Why do they think putting a ginormous tax on the oil companies (which is what taking away the subsidy real is) will low gas prices? Are they ******* nutz?
Maybe the subsidy is unfair when your talking about an trillion dollar industry I will give you that, but if the Democrats knew anything they would know gas/oil is inelastic to price! Meaning whether gas costs $1 a gallon or $10 a gallon, people will still drive and buy gas. Therefore if we hit the oil companies with a large tax they won't just take it and say thank you sir may I have another. Rather they push cost onto US, the consumer, the driver!
How can Harry Reid stay with a straight face that taxing the oil comes and raising gas prices even higher is a move to protect the little man! He is not for the little man! He is the little man's worst enemy. I love when liberals talk about the evil corporations. Yet they ignore the fact that corporations and big small business (ones that employee 100-500 employees) employee the vast VAST majority of Americans.
Well, I didn't find that Reid quote anywhere, but as far as I'm concerned Reid is an ass either which way. But what I do think what you're taking for granted is the assumption that just because these companies are making more money, that prices would go down. You yourself just stated that oil has a pretty inelastic demand curve. Your assumption that $2 billion in subsidies (
Senate to vote today on ending tax subsidies for oil companies - 2chambers - The Washington Post) somehow keeps the price of oil down does away with the possibility that these companies could very well
not want to increase production or expand supply to lower prices but to keep them at current, profitable levels; $100 a gallon might be working pretty well for them, much better than a $60 one, considering consumption cannot change much in reaction to price increase (precisely because demand is [relatively] inelastic).
What is
actually occurring is that these companies are making
$60 billion in
profits, record-breaking profits (and that's just the top 3 of them -
Fortune 500 2011: Fortune 1000 Companies 1-100 - FORTUNE on CNNMoney.com). It's the second largest bulk of profits out of all industries, and all five have been among Forbe's top 25 profit-makers for years. The Big 5 Oil companies are doing just fine. Considering that the rest of the country is going down the toilet, why would you subsidize them? Makes you think about the nature of subsidies: what should be subsidized? Should everything be subsidized, after all you can make the same kind of arguments ("will kill jobs," "hurt competitiveness") for almost every industry? What makes oil different, that it's a "national security interest"?
The real national security interest is Energy here, and there are other ways of solving the problem: namely using the market approach (!) and allowing the high prices to shift investment and consumption to alternatives [this approach has the added benefit of potentially shifting to renewable sources of energy so that, in the future, we don't have to base our entire civilization on a single, finite commodity.] This is what occurs in markets: when goods become expensive a substitution effect comes into play.
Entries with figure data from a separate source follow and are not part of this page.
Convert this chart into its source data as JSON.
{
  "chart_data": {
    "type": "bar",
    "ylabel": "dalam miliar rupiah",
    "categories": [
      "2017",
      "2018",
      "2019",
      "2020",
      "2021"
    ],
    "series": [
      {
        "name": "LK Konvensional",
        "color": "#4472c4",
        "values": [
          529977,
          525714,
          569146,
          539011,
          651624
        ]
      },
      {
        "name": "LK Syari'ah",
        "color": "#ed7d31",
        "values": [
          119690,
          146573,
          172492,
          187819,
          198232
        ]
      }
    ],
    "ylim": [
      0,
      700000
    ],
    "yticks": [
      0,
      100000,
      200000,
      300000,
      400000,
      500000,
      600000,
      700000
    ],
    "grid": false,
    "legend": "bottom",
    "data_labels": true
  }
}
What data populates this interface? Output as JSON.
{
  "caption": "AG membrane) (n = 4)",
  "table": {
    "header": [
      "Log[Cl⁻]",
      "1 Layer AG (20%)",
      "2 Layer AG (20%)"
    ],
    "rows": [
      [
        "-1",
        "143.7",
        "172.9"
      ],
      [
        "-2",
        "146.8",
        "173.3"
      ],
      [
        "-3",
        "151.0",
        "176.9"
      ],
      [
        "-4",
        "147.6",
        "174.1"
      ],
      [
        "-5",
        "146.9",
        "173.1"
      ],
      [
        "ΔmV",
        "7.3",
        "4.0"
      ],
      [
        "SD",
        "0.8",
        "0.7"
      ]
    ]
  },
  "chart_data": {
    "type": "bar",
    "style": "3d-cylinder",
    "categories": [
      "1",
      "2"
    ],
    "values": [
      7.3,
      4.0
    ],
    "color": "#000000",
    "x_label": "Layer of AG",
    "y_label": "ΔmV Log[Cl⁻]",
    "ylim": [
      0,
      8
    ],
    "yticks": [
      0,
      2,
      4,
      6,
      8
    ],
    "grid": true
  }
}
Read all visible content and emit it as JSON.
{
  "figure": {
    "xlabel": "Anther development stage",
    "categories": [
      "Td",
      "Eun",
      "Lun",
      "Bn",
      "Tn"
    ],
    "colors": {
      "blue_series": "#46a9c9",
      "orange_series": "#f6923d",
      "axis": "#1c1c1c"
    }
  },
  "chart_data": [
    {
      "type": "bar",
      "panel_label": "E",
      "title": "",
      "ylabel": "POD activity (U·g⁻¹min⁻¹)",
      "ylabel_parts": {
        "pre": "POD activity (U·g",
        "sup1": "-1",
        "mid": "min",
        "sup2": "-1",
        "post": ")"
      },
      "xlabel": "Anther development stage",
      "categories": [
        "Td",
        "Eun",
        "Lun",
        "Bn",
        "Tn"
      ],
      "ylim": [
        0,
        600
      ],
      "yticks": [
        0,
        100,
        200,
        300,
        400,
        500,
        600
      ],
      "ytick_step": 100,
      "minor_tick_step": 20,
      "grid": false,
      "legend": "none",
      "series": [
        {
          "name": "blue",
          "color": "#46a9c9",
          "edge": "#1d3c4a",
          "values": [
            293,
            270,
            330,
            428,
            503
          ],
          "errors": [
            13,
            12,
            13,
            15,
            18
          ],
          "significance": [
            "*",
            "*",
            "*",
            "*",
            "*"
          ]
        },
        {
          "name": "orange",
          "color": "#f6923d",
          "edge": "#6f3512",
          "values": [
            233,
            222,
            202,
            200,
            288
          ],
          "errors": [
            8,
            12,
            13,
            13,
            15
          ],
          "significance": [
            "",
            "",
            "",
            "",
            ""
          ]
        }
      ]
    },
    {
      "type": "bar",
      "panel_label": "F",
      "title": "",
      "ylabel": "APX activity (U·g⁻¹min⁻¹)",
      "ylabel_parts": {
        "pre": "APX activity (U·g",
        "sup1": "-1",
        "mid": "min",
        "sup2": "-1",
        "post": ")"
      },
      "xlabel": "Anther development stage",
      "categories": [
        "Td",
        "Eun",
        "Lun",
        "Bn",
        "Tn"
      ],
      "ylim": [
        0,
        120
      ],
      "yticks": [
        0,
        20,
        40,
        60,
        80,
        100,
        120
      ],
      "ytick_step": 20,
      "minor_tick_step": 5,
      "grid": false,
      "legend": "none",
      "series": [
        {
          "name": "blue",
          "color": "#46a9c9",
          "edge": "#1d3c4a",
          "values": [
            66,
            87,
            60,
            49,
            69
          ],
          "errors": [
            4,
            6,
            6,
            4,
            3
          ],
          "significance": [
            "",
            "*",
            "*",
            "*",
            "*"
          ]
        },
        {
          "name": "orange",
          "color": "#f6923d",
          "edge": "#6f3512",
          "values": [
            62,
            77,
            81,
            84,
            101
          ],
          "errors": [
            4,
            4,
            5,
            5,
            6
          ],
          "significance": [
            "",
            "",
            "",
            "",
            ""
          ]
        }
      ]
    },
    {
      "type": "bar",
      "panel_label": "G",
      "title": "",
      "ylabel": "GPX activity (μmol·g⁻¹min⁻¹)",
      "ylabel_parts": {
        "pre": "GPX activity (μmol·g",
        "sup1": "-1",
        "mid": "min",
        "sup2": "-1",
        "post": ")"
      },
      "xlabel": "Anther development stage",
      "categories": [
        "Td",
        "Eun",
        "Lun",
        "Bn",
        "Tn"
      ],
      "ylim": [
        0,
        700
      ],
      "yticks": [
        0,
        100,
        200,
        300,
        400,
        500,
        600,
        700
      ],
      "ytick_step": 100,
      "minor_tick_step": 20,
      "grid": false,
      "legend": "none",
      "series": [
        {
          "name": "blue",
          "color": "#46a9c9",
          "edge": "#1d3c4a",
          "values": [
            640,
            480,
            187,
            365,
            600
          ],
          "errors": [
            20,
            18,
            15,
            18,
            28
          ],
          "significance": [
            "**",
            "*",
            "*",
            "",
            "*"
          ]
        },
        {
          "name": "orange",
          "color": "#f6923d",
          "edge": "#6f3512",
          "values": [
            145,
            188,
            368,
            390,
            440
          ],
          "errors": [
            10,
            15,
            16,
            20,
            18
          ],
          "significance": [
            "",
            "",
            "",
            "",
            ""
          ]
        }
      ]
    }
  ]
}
In any case, oil prices will also move according to a variety of factors which are in no way limited to things that companies can control, they can't shift a whole lot
more to the consumer because the despite the fact that it is a
relatively inelastic good, demand still can drop and actually has been (
Forecast Shifts Focus to Oil Demand - WSJ.com). And either which way, whether or not the government gives them an extra 5% profits per year for no particular reason will not stop them from exploring, gaining the rights to, and/or drilling everywhere and anywhere as long as they can keep their profit margins as high as they have been. Remember that the bottom line is money, and they're going to keep making boatloads of it subsidy or no subsidy.